The legal deprivations of women were manifold. Women often married in their teens to men decades older, but under previous legislation when their husband died they were required to marry within two years of the death or forfeit all their property. Women who retained property and inheritances were forbidden to manage the marital property themselves. During the second and third centuries, jurists admitted that the law prohibiting widows from managing their own property was merely customary, but only under Constantine did the rules begin to change. He passed a law that "permitted women of good character over the age of eighteen to control their own property, although they still seem to have had to retain legal guardians." By the end of the century, women had gained the same rights as men over their property, and the tutela mulierum had disappeared completely. A law of 414 declared that "all
contracts made by women be considered as binding."49
Divorce laws also worked against women. Men were legally permitted to divorce wives at will, and they frequently satisfied their sexual urges with slaves and prostitutes.
50 Men frequently gave up one wife to secure a more socially advantageous marriage or a new wife of proven fertility. Constantine denounced divorce "for trivial reasons" and specified the conditions under which a man could sue for divorce. During the second century, women had gained the right to initiate divorce, and Constantine confirmed that right, with restrictions.51
Women were allowed to sue for divorce from a murderer, tomb robber or medicamentarius-Mathew Kuefler thinks this means "an abortionist or poisoner." A double standard remained.52
While men could divorce wives for adultery, a woman could not divorce a muliercularius, which Kuefler suggests is "a man who visited prostitutes," which did not come under the legal definition of adultery.

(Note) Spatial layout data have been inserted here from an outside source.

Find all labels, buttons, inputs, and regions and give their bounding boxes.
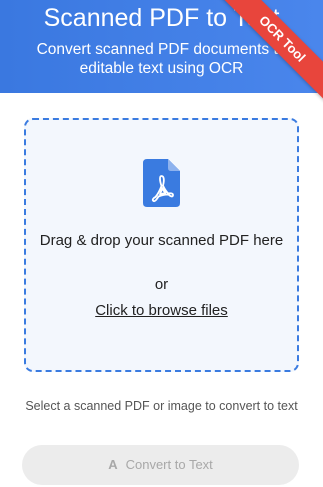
pdf-file-icon — [143, 159, 180, 207]
header: Scanned PDF to Text Convert scanned PDF … — [0, 0, 323, 93]
page-title: Scanned PDF to Text — [43, 4, 280, 32]
convert-to-text-button[interactable]: A Convert to Text — [22, 445, 299, 485]
text-font-icon: A — [108, 457, 118, 472]
page-subtitle: Convert scanned PDF documents to editabl… — [36, 41, 287, 77]
browse-files-link[interactable]: Click to browse files — [95, 302, 228, 319]
ocr-tool-page: Scanned PDF to Text Convert scanned PDF … — [0, 0, 323, 487]
or-separator: or — [154, 276, 169, 293]
convert-button-label: Convert to Text — [125, 457, 213, 472]
file-drop-zone[interactable]: Drag & drop your scanned PDF here or Cli… — [24, 118, 299, 372]
drop-instruction: Drag & drop your scanned PDF here — [39, 232, 284, 249]
browse-files-row: Click to browse files — [26, 302, 297, 320]
helper-text: Select a scanned PDF or image to convert… — [25, 399, 298, 413]
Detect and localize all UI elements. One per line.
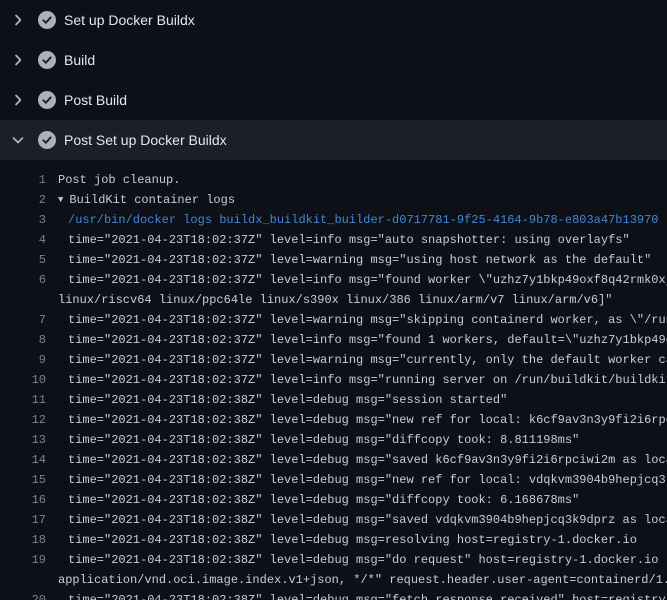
log-line-text: time="2021-04-23T18:02:37Z" level=warnin…: [46, 250, 667, 270]
step-header-set-up-docker-buildx[interactable]: Set up Docker Buildx: [0, 0, 667, 40]
log-line-number[interactable]: 20: [0, 590, 46, 600]
log-line-text: time="2021-04-23T18:02:38Z" level=debug …: [46, 410, 667, 430]
log-line-number[interactable]: 2: [0, 190, 46, 210]
chevron-right-icon[interactable]: [10, 92, 26, 108]
log-line-number[interactable]: 13: [0, 430, 46, 450]
log-line-text: time="2021-04-23T18:02:38Z" level=debug …: [46, 590, 667, 600]
log-line-text: time="2021-04-23T18:02:38Z" level=debug …: [46, 550, 667, 570]
log-line: 20time="2021-04-23T18:02:38Z" level=debu…: [0, 590, 667, 600]
log-line-text: time="2021-04-23T18:02:38Z" level=debug …: [46, 470, 667, 490]
log-line-number[interactable]: 9: [0, 350, 46, 370]
log-line-continuation: application/vnd.oci.image.index.v1+json,…: [0, 570, 667, 590]
log-command-text[interactable]: /usr/bin/docker logs buildx_buildkit_bui…: [46, 210, 667, 230]
log-line: 7time="2021-04-23T18:02:37Z" level=warni…: [0, 310, 667, 330]
log-viewer: 1Post job cleanup.2 ▼ BuildKit container l…: [0, 160, 667, 600]
log-line: 10time="2021-04-23T18:02:37Z" level=info…: [0, 370, 667, 390]
log-line: 19time="2021-04-23T18:02:38Z" level=debu…: [0, 550, 667, 570]
step-header-post-set-up-docker-buildx[interactable]: Post Set up Docker Buildx: [0, 120, 667, 160]
log-line-text: time="2021-04-23T18:02:37Z" level=info m…: [46, 230, 667, 250]
log-line: 16time="2021-04-23T18:02:38Z" level=debu…: [0, 490, 667, 510]
step-header-post-build[interactable]: Post Build: [0, 80, 667, 120]
log-line-number[interactable]: 1: [0, 170, 46, 190]
log-line-text: application/vnd.oci.image.index.v1+json,…: [46, 570, 667, 590]
log-line-number[interactable]: 4: [0, 230, 46, 250]
log-line-number[interactable]: 10: [0, 370, 46, 390]
log-line-text: Post job cleanup.: [46, 170, 667, 190]
log-line-text: time="2021-04-23T18:02:38Z" level=debug …: [46, 490, 667, 510]
log-line: 17time="2021-04-23T18:02:38Z" level=debu…: [0, 510, 667, 530]
log-line: 6time="2021-04-23T18:02:37Z" level=info …: [0, 270, 667, 290]
log-line-text: linux/riscv64 linux/ppc64le linux/s390x …: [46, 290, 667, 310]
log-line: 2 ▼ BuildKit container logs: [0, 190, 667, 210]
log-line-number[interactable]: 17: [0, 510, 46, 530]
log-line-continuation: linux/riscv64 linux/ppc64le linux/s390x …: [0, 290, 667, 310]
log-line: 5time="2021-04-23T18:02:37Z" level=warni…: [0, 250, 667, 270]
log-line-number[interactable]: 8: [0, 330, 46, 350]
log-line-number[interactable]: 16: [0, 490, 46, 510]
log-line: 12time="2021-04-23T18:02:38Z" level=debu…: [0, 410, 667, 430]
log-line-text: time="2021-04-23T18:02:37Z" level=info m…: [46, 270, 667, 290]
log-line: 9time="2021-04-23T18:02:37Z" level=warni…: [0, 350, 667, 370]
log-line-number[interactable]: 18: [0, 530, 46, 550]
log-line: 3/usr/bin/docker logs buildx_buildkit_bu…: [0, 210, 667, 230]
log-line-number[interactable]: 14: [0, 450, 46, 470]
log-group-toggle[interactable]: ▼ BuildKit container logs: [46, 190, 667, 210]
log-line-number[interactable]: 12: [0, 410, 46, 430]
log-line: 14time="2021-04-23T18:02:38Z" level=debu…: [0, 450, 667, 470]
log-line-text: time="2021-04-23T18:02:38Z" level=debug …: [46, 530, 667, 550]
log-line: 11time="2021-04-23T18:02:38Z" level=debu…: [0, 390, 667, 410]
log-line-number[interactable]: 7: [0, 310, 46, 330]
log-line-text: time="2021-04-23T18:02:38Z" level=debug …: [46, 390, 667, 410]
log-line-text: time="2021-04-23T18:02:37Z" level=warnin…: [46, 310, 667, 330]
log-line: 13time="2021-04-23T18:02:38Z" level=debu…: [0, 430, 667, 450]
check-circle-icon: [38, 51, 56, 69]
log-line-text: time="2021-04-23T18:02:38Z" level=debug …: [46, 510, 667, 530]
step-title: Set up Docker Buildx: [64, 12, 195, 28]
log-line-number[interactable]: 15: [0, 470, 46, 490]
log-line-number: [0, 290, 46, 310]
log-line-text: time="2021-04-23T18:02:38Z" level=debug …: [46, 430, 667, 450]
log-line: 1Post job cleanup.: [0, 170, 667, 190]
log-line: 15time="2021-04-23T18:02:38Z" level=debu…: [0, 470, 667, 490]
step-header-build[interactable]: Build: [0, 40, 667, 80]
log-line-text: time="2021-04-23T18:02:38Z" level=debug …: [46, 450, 667, 470]
log-line-text: time="2021-04-23T18:02:37Z" level=warnin…: [46, 350, 667, 370]
check-circle-icon: [38, 91, 56, 109]
chevron-right-icon[interactable]: [10, 52, 26, 68]
actions-log-viewer: Set up Docker Buildx Build Post Build Post …: [0, 0, 667, 600]
log-line-number[interactable]: 6: [0, 270, 46, 290]
triangle-down-icon: ▼: [58, 190, 63, 210]
log-line: 18time="2021-04-23T18:02:38Z" level=debu…: [0, 530, 667, 550]
log-line-text: time="2021-04-23T18:02:37Z" level=info m…: [46, 370, 667, 390]
step-title: Build: [64, 52, 95, 68]
log-line-number[interactable]: 11: [0, 390, 46, 410]
chevron-right-icon[interactable]: [10, 12, 26, 28]
step-title: Post Set up Docker Buildx: [64, 132, 227, 148]
log-line-number[interactable]: 19: [0, 550, 46, 570]
log-group-label: BuildKit container logs: [69, 193, 235, 207]
step-title: Post Build: [64, 92, 127, 108]
check-circle-icon: [38, 11, 56, 29]
log-line-text: time="2021-04-23T18:02:37Z" level=info m…: [46, 330, 667, 350]
log-line: 4time="2021-04-23T18:02:37Z" level=info …: [0, 230, 667, 250]
log-line: 8time="2021-04-23T18:02:37Z" level=info …: [0, 330, 667, 350]
step-list: Set up Docker Buildx Build Post Build Post …: [0, 0, 667, 160]
log-line-number[interactable]: 3: [0, 210, 46, 230]
log-line-number[interactable]: 5: [0, 250, 46, 270]
log-line-number: [0, 570, 46, 590]
chevron-down-icon[interactable]: [10, 132, 26, 148]
check-circle-icon: [38, 131, 56, 149]
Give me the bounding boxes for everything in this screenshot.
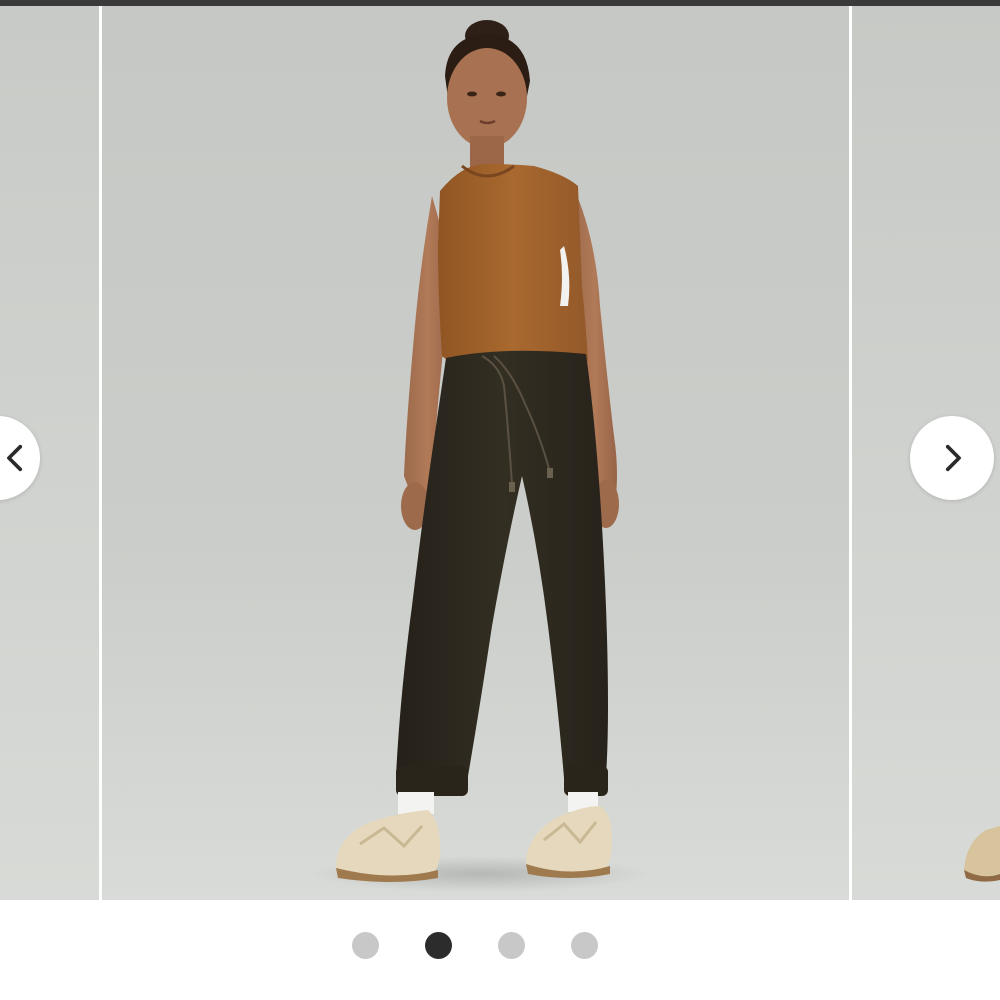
pagination-dot-4[interactable] [571, 932, 598, 959]
next-slide-button[interactable] [910, 416, 994, 500]
current-slide-image[interactable] [102, 6, 849, 900]
model-photo [102, 6, 849, 900]
pagination-dot-1[interactable] [352, 932, 379, 959]
carousel-pagination [0, 930, 1000, 960]
pagination-dot-3[interactable] [498, 932, 525, 959]
chevron-left-icon [7, 444, 23, 472]
pagination-dot-2-active[interactable] [425, 932, 452, 959]
product-image-carousel[interactable] [0, 6, 1000, 900]
chevron-right-icon [945, 444, 961, 472]
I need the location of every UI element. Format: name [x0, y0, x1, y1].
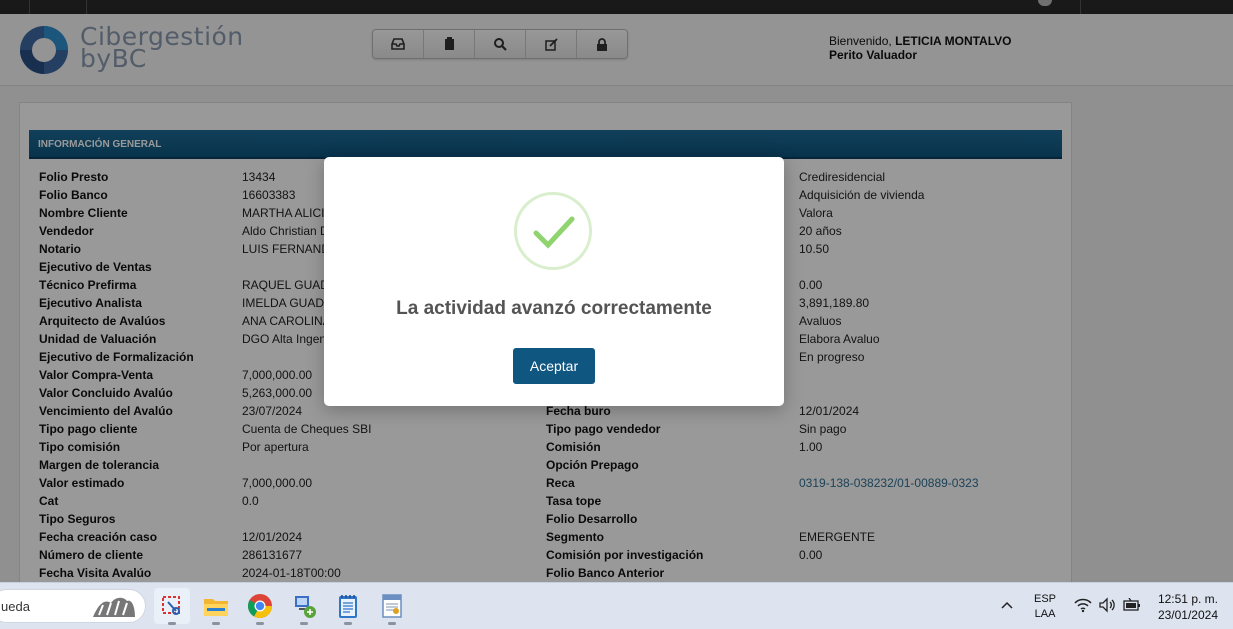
volume-icon[interactable]: [1098, 597, 1116, 613]
chevron-up-icon[interactable]: [1000, 600, 1014, 610]
search-placeholder: ueda: [1, 599, 30, 614]
clock-time: 12:51 p. m.: [1157, 592, 1218, 606]
snipping-tool-icon: [162, 596, 180, 615]
running-indicator: [212, 622, 220, 625]
wifi-icon[interactable]: [1074, 597, 1092, 613]
lang-line-2: LAA: [1034, 608, 1056, 620]
network-app-icon: [295, 596, 316, 618]
notepad-icon: [339, 595, 357, 618]
file-explorer-icon: [204, 599, 228, 616]
chrome-app[interactable]: [242, 588, 278, 625]
check-mark: [533, 216, 575, 249]
running-indicator: [388, 622, 396, 625]
language-indicator[interactable]: ESP LAA: [1034, 592, 1056, 629]
clock-date: 23/01/2024: [1157, 608, 1218, 622]
chrome-icon: [247, 594, 272, 619]
success-check-icon: [514, 192, 592, 270]
file-explorer-app[interactable]: [198, 588, 234, 625]
document-app[interactable]: [374, 588, 410, 625]
lang-line-1: ESP: [1034, 593, 1057, 605]
notepad-app[interactable]: [330, 588, 366, 625]
accept-button[interactable]: Aceptar: [513, 348, 595, 384]
battery-icon[interactable]: [1122, 598, 1142, 612]
running-indicator: [168, 622, 176, 625]
dialog-message: La actividad avanzó correctamente: [396, 298, 712, 319]
clock[interactable]: 12:51 p. m. 23/01/2024: [1150, 591, 1218, 629]
running-indicator: [344, 622, 352, 625]
network-app[interactable]: [286, 588, 322, 625]
document-app-icon: [382, 594, 402, 618]
taskbar-search[interactable]: ueda: [0, 589, 146, 623]
success-dialog: La actividad avanzó correctamente Acepta…: [324, 157, 784, 406]
search-highlight-icon: [93, 597, 135, 617]
running-indicator: [256, 622, 264, 625]
windows-taskbar: ueda ESP LAA 12:51 p. m. 23/01/2024: [0, 582, 1233, 629]
snipping-tool-app[interactable]: [154, 588, 190, 625]
running-indicator: [300, 622, 308, 625]
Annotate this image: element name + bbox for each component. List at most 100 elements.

Still, the law treated extramarital sexual dalliances as breaches of marriage.53
Under Constantine, penalties for unjustified divorce were sharpened. Earlier, a man who divorced his wife without cause would lose her dowry. Under Constantine's legislation, a woman could face deportation, and an ex-husband was forbidden to marry again.54
Significantly, Julian bowed to pressure from the Roman nobility, and Constantine's divorce legislation was overturned during his reign.
Despite remaining inequities, Constantine's legislation undermined
some of the double standard of Roman sexual custom. Sex with slaves was discouraged in strong terms, and Constantine also appears to have been the first to legislate against rape.55
More deeply, Constantine's legislation embedded the new Christian masculinity within the Roman legal system. Roman men had always expressed their masculinity in sexual prowess, victory in battle, political power. By removing the legal penalties against the unmarried, Constantine signaled that sexual potency was no longer the test of manhood, nor an essential duty of citizenship. By outlawing gladiatorial games, he showed that violence was not the way of manhood. Sexual self-control-something on which Constantine seems to have prided himself personally-was encouraged by the state.